Kasus Pengurungan Keponakan dengan Pelaku Bibi di Tebing Tinggi Sumut Naik Penyidikan
Petugas Polres Tebing Tinggi memeriksa rumah terlapor TS di lantai II yang memiliki rolling door terbuat dari besi. (ANTARA/HO)

Bagikan:

SUMUT - Polres Tebing Tinggi menaikan status kekerasan terhadap anak dengan pelaku TS (58) terhadap RMS (17) ke tingkat penyidikan.

"Polres Tebing Tinggi menggelar perkara kasus kekerasan terhadap anak ini, untuk dinaikkan ke tingkat penyidikan," kata Kasat Reskrim Polres Tebing Tinggi AKP Rudianto Silalahi dalam pernyataan tertulis, dikutip dari Antara, Kamis 3 November.

Ia menyebutkan, peristiwa kekerasan tersebut terjadi pada Januari 2018. Saat itu RMS yang merupakan warga Kota Sibolga, Sumatera Utara, ke rumah TS yang merupakan bibi atau maktua korban.

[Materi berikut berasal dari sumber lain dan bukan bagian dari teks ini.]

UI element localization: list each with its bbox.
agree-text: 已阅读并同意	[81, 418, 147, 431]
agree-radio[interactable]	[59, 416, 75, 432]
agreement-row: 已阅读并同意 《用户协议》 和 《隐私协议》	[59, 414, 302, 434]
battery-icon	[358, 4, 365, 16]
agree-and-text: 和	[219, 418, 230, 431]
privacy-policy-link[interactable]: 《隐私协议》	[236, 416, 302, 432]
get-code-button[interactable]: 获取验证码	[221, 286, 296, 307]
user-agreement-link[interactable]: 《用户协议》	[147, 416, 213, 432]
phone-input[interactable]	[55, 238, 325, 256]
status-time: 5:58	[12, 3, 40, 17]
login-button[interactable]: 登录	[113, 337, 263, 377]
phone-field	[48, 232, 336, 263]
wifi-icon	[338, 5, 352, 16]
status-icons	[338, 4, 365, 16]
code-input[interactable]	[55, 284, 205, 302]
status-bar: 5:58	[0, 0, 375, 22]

Ibunda RMS diketahui telah meninggal dunia dan ayah korban sudah menikah lagi. Sementara kediaman TS di Tebing Tinggi.

"Sesampainya korban di rumah TS, dan meminta agar menghubungi maktuanya di Bandar Khalipah, Kabupaten Deli Serdang. Namun terlapor mengatakan bahwa maktua di Bandar Khalipah tidak mau menampung korban," ucapnya.

Ia mengatakan, setelah itu TS menawarkan agar RMS tinggal di rumahnya.

Di rumah tersebut, kata Rudianto, biasanya korban bekerja mengepel, membersihkan barang dagangan, mengangkat barang, dan melayani pembeli di toko milik terlapor.

"Sementara pada Januari 2022, terlapor [TS] menuduh korban mengambil uangnya sebesar Rp300.000. Namun korban tidak mengakuinya, sehingga membuat terlapor marah dan menyuruh RMS naik ke lantai dua rumah TS dengan mengunci pintu 'rolling door' terbuat dari besi," katanya.

Rudianto menambahkan, ruangan tempat RMS dikurung tersebut terdiri atas dua kamar tidur, satu kamar mandi, sofa, televisi, jendela yang dilengkapi jerjak besi, dan pintu "rolling" besi pembatas ruangan tersebut.

Pada bulan Juli 2022, korban RMS sedang duduk di jendela dan berkomunikasi dengan petugas PJKA. Korban mengatakan banyak masalah. Sebulan kemudian menulis surat kepada petugas PJKA.

"Perbuatan kekerasan terhadap anak di bawah umur itu, melanggar Pasal 778 dan Pasal 80 ayat 1 Undang-Undang Nomor 17 Tahun 2016 tentang Penetapan Perppu Nomor 01 Tahun 2016 tentang perubahan kedua UU Nomor 23 Tahun 2002 tentang Perlindungan Anak menjadi UU," kata Rudianto.